O ICMS, maior imposto cobrado no Brasil, é regulado pela Lei Kandir. Incide sobre a venda ou circulação de qualquer bem ou serviço, e é cobrado na origem, isto é, no local de produção, com a única exceção, explícita, de produtos energéticos (petróleo e eletricidade) e lubrificantes. Ora, isto quer dizer que, quase explicitamente, beneficia São Paulo (e em menor escala, Santa Catarina) em detrimento do resto da federação. Se essa cláusula fosse eliminada, a arrecadação de São Paulo diminuiria em 16 bilhões por ano - quase, anualmente, o total investido em metrô ao longo destes últimos oito anos. O Rio ficaria com a maior fatia disso, 10bn. Espírito Santo, Paraná e Pará ganhariam pouco mais de um bilhão cada; e os outros 2 bilhões iriam para o resto da federação.

É isso mesmo: o estado mais rico do Brasil recebe, por lei, um subsídio especial tirado dos outros estados. Um pobre consolo é que, pelo menos, os estados mais afetados negativamente por essa cláusula são, com a exceção do Pará, também ricos. Por outro lado, essa situação mudará com as novas hidrelétricas amazônicas, acrescentando Rondônia à lista.

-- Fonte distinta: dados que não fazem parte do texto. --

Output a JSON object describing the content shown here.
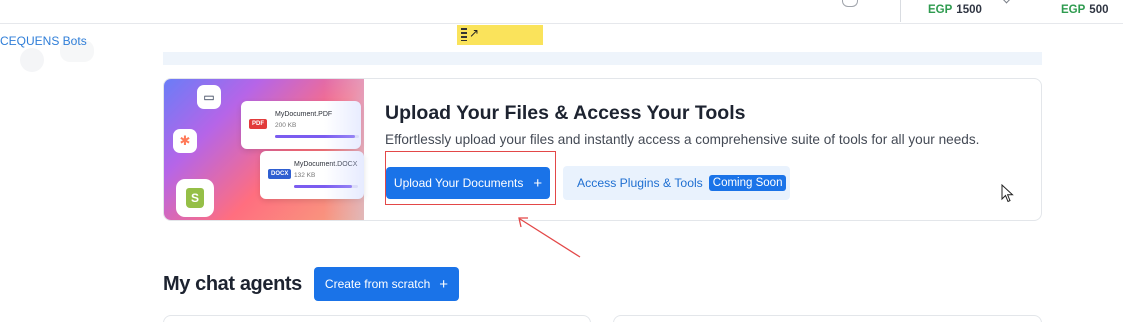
{
  "topbar": {
    "balances": [
      {
        "currency": "EGP",
        "amount": "1500"
      },
      {
        "currency": "EGP",
        "amount": "500"
      }
    ]
  },
  "sidebar": {
    "label": "CEQUENS Bots"
  },
  "banner": {
    "title": "Upload Your Files & Access Your Tools",
    "subtitle": "Effortlessly upload your files and instantly access a comprehensive suite of tools for all your needs.",
    "upload_label": "Upload Your Documents",
    "upload_icon": "+",
    "plugins_label": "Access Plugins & Tools",
    "plugins_badge": "Coming Soon",
    "files": [
      {
        "badge": "PDF",
        "name": "MyDocument.PDF",
        "size": "200 KB",
        "progress": 0.95
      },
      {
        "badge": "DOCX",
        "name": "MyDocument.DOCX",
        "size": "132 KB",
        "progress": 0.9
      }
    ],
    "art_icons": [
      "inbox-icon",
      "hubspot-icon",
      "shopify-icon"
    ]
  },
  "agents": {
    "title": "My chat agents",
    "create_label": "Create from scratch",
    "create_icon": "+"
  },
  "sticky_note": {
    "icon": "↗"
  },
  "colors": {
    "primary": "#1a73e8",
    "currency": "#2e9b4f",
    "annotation": "#e34848",
    "sticky": "#fae35b"
  }
}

Nem essa situação é nova, no Brasil. São Paulo não ganhou sua preponderância econômica devido ao acaso nem à virtude quase-racial do povo paulista ainda ensinada em algumas escolas. O Brasil, longe de "tirar dinheiro dos homens de bem do sudeste para sustentar os vagabundos nordestinos," sempre tem transferido renda, via governo nacional, dos estados mais pobres para os mais ricos, desde o fim do século XIX. Tome por exemplo os imigrantes: aprendemos na escola que os primeiros imigrantes, destinados a substituirem os escravos, comeram o pão que o diabo amassou, o que é verdade. O que é menos mencionado é que a imigração, parte de uma política de branqueamento racial deliberada, era subsidiada pelo governo nacional. E que após essa primeira leva, os imigrantes receberam vantagens econômicas diretas do governo nacional e daquele da província de São Paulo.

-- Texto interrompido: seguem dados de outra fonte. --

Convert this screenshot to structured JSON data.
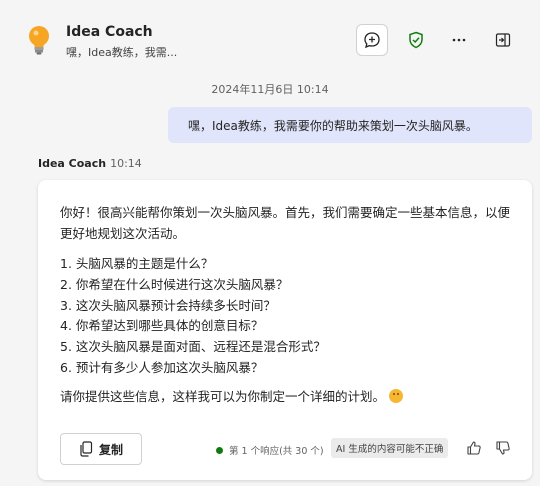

Outras transferências abundam: assim, na República Velha, a função principal do governo federal parecia ser garantir os lucros dos cafeeiros. Quando começou a industrialização pesada sob o Estado Novo, as instalações ficaram todas no Rio e em São Paulo. Os subsídios à indústria se intensificaram com Juscelino, e novamente, numa visão curta da eficiência do investimento, se incentivava a indústria do sudeste e o extrativismo em outras regiões; assim, mesmo coisas alegadamente destinadas a promover outras regiões funcionavam como as ajudas externas americanas destinadas a minas na Guiné; a zona franca de Manaus é uma meia exceção.

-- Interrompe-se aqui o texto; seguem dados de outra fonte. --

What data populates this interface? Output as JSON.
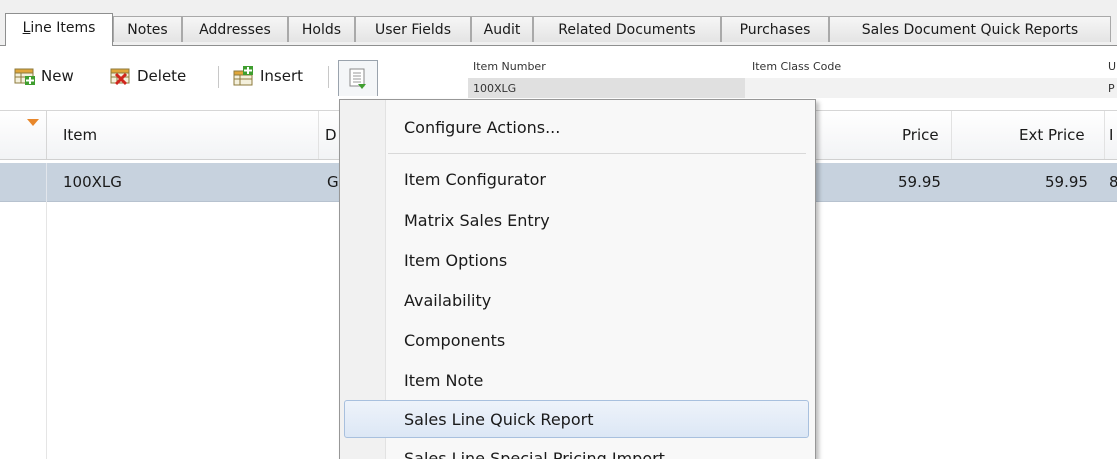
{
  "tabs": [
    {
      "label_first": "L",
      "label_rest": "ine Items"
    },
    {
      "label": "Notes"
    },
    {
      "label": "Addresses"
    },
    {
      "label": "Holds"
    },
    {
      "label": "User Fields"
    },
    {
      "label": "Audit"
    },
    {
      "label": "Related Documents"
    },
    {
      "label": "Purchases"
    },
    {
      "label": "Sales Document Quick Reports"
    }
  ],
  "toolbar": {
    "new_label": "New",
    "delete_label": "Delete",
    "insert_label": "Insert"
  },
  "info": {
    "item_number_label": "Item Number",
    "item_number_value": "100XLG",
    "item_class_label": "Item Class Code",
    "cut_label": "U",
    "cut_value": "P"
  },
  "grid": {
    "headers": {
      "item": "Item",
      "desc": "D",
      "price": "Price",
      "ext_price": "Ext Price",
      "extra": "I"
    },
    "rows": [
      {
        "item": "100XLG",
        "desc": "G",
        "price": "59.95",
        "ext_price": "59.95",
        "extra": "8"
      }
    ]
  },
  "menu": {
    "items": [
      "Configure Actions...",
      "Item Configurator",
      "Matrix Sales Entry",
      "Item Options",
      "Availability",
      "Components",
      "Item Note",
      "Sales Line Quick Report",
      "Sales Line Special Pricing Import"
    ]
  },
  "colors": {
    "selected_row": "#c7d2de",
    "menu_highlight": "#dce7f5",
    "sort_indicator": "#e8872b"
  }
}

O sudeste brasileiro é a região mais rica, e dentro dele São Paulo é o estado mais rico, por vários motivos. Um dos pouco mencionados, e dos mais importantes, é que o governo brasileiro não transferia renda regressivamente apenas no campo do indivíduo, mas também entre regiões. Isso agora está começando a mudar, com a atuação do BNDES direcionada a novos empreendimentos industriais no nordeste e o bolsa família. Mas só começando. Assim, não é de se surpreender que enqunato nos EUA o estado mais rico, Maryland, tenha uma renda (70.000USD) de um pouco menos do que o dobro do mais pobre (37.000, Mississippi), no Brasil essa diferença é de um pouco menos de cinco vezes. (SP R$ 22.000, Piauí 4.500). A diferença entre a renda per capita do Sudeste, excluída Minas Gerais, e a do Brasil é similar à diferença entre Maryland e o Mississippi, o que é ainda mais grave se levarmos em conta o quanto a região, com quase um terço da população brasileira, distorce o dado nacional.

Por isso que, mais uma vez, digo: menos mal que, pelo menos, sejam atualmente o Rio e o Paraná os financiadores do metrô de São Paulo. Pelo menos não é o Piauí.